- The paper introduces an automated method combining LLMs with iterative environment feedback to generate and refine PDDL files without human input.
- It employs an innovative Exploration Walk metric for in-context learning, demonstrating a task solve rate of 66% versus GPT-4’s 29%.
- The approach enhances classical planning by integrating autonomous domain modeling with LLM iterations, paving the way for more robust planning systems.
Leveraging Environment Interaction for Automated PDDL Translation and Planning with LLMs
LLMs, renowned for their prowess in natural language processing tasks, confront notable challenges when navigating structured reasoning inherent in planning problems. The transformation of planning challenges into the Planning Domain Definition Language (PDDL) offers potential resolution, facilitating the activation of automated planners. This paper introduces a novel methodology employing LLMs and environment feedback to autonomously generate PDDL domain and problem description files void of human input.
Methodological Approach
The solution revolves around an iterative refinement protocol, generating several PDDL candidates and incrementally perfecting the domain PDDL through environmental feedback assimilation. Central to this refinement is the Exploration Walk (EW) metric, which supplies substantial feedback signals, enabling LLMs to recalibrate the PDDL file effectively. Validation of the approach across 10 PDDL environments revealed a significant improvement in task solve rates, averaging 66%, contrasting with GPT-4's 29% via intrinsic planning.

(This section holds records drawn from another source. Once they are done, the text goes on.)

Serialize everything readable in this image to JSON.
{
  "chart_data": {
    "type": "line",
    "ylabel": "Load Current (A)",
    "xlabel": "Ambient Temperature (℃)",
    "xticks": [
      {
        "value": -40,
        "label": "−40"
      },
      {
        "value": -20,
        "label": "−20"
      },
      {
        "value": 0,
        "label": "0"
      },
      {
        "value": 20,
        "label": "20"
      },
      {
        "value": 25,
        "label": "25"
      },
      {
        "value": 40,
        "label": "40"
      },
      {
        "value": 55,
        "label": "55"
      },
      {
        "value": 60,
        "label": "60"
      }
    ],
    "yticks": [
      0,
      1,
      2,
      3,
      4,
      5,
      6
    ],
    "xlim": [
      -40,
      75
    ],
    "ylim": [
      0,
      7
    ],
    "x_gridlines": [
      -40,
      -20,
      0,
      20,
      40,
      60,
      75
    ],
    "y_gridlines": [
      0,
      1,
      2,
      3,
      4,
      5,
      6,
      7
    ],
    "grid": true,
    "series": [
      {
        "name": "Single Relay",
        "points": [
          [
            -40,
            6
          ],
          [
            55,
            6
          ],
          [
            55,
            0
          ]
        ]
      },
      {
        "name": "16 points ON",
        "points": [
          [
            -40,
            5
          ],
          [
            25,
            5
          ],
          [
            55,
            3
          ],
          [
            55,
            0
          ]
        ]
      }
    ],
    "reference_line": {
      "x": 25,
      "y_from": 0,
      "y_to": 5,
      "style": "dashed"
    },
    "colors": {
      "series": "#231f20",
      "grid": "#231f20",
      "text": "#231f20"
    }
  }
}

Figure 1: Overview of our method. Right: The process begins with natural language descriptions translated into problem PDDL by the LLM (red arrows). Then a domain is generated and refined through iterative cycles involving exploration walks in the environment, interaction with a classical planner, and feedback from the LLM (blue/black arrows). Left: The iterative refinement process depicted on the right corresponds to single paths in the structures shown on the left. Each node represents a state in the refinement process, with arrows indicating problem translation (red), domain refinement (blue).
Implementation Details
The primary objective was to automate the generation of PDDL domain and problem files using LLMs without human intervention. Integral to this task is the assumption of access to specific environment components, such as the list of objects and the action interfaces, along with the executability and verifiability of actions. The approach is exemplified by generating a PDDL domain via hypothesized “mental models,” iteratively updated through discrepancies observed between action feasibility within these models and actual environmental conditions.
Exploration Walk Metric
One of the novel innovations—Exploration Walk (EW)—materializes as a smooth feedback signal, offering granular feedback to LLMs for in-context learning progression. The EW metric is constructed by analyzing the executability of random action sequences within LLM-generated environments compared to those in the true environment. This metric not only ensures alignment but also facilitates a consistent evaluation framework throughout the refinement process.

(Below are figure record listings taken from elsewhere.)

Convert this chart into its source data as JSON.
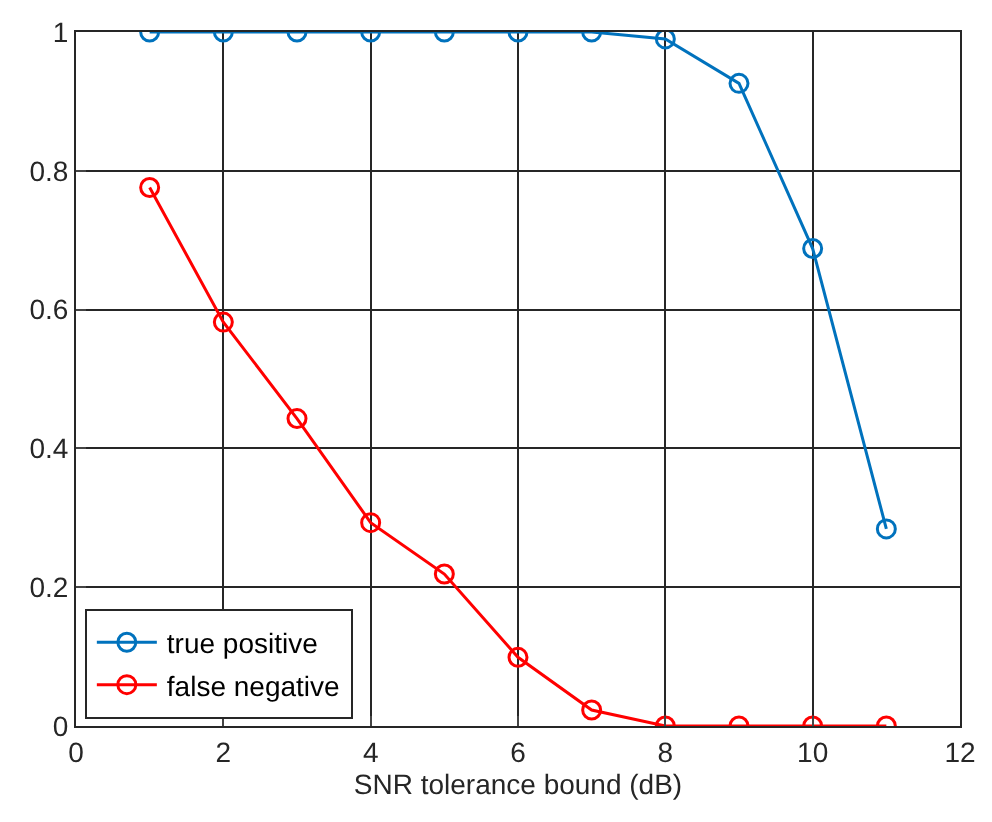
{
  "chart_data": {
    "type": "line",
    "xlabel": "SNR tolerance bound (dB)",
    "x": [
      1,
      2,
      3,
      4,
      5,
      6,
      7,
      8,
      9,
      10,
      11
    ],
    "series": [
      {
        "name": "true positive",
        "color": "#0072bd",
        "values": [
          1.0,
          1.0,
          1.0,
          1.0,
          1.0,
          1.0,
          1.0,
          0.99,
          0.926,
          0.688,
          0.284
        ]
      },
      {
        "name": "false negative",
        "color": "#ff0000",
        "values": [
          0.776,
          0.582,
          0.443,
          0.293,
          0.219,
          0.099,
          0.023,
          0.0,
          0.0,
          0.0,
          0.0
        ]
      }
    ],
    "xlim": [
      0,
      12
    ],
    "xticks": [
      0,
      2,
      4,
      6,
      8,
      10,
      12
    ],
    "ylim": [
      0,
      1
    ],
    "yticks": [
      0,
      0.2,
      0.4,
      0.6,
      0.8,
      1
    ],
    "grid": true,
    "legend": "bottom left",
    "marker": "circle",
    "line_style": "solid"
  }
}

Figure 2: Correlation between average exploration walk score and average domain difference.
Experimental Results
When evaluated against Intrinsic Planning baselines (both with and without chain-of-thought prompting), the proposed automated method manifested superior performance across multiple environments. With task solve rates substantially surpassing baselines, it demonstrates the efficacy of environment interaction-based feedback and iterative refinement using LLMs. The correlation between EW scores and task solve rates further corroborates the method’s robustness and potential for precise domain generation.

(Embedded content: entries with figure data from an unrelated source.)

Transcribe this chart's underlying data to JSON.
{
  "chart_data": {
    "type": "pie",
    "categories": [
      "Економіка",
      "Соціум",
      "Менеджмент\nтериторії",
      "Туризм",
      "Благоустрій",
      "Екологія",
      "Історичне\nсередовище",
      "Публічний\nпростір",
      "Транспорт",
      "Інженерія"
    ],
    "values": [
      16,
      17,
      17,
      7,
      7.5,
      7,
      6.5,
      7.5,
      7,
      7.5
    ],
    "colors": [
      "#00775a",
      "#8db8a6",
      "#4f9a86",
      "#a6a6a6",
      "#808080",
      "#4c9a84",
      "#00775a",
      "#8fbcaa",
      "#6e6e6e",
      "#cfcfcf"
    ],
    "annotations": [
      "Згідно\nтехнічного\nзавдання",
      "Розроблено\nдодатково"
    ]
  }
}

Figure 3: Histogram of average number of lines of domains.
Conclusion
This work fundamentally advances the integration of LLMs with classical planning by eliminating human intervention from PDDL generation processes, thus promoting the autonomous modeling of planning environments. The implications of this paper not only enhance AI’s capacity for complex decision-making tasks but also pave the way for future innovations in automatic model formulation in multi-step planning scenarios. Continued exploration in refining EW strategies and extending the application to non-PDDL environments can significantly augment digital or physical agents' capabilities.
Through methodical engagement with exploration walks and architectural independence from continuous human oversight in iterative domain refinement, this research redefines computational interactions within the field of automated planning and large-scale linguistic models.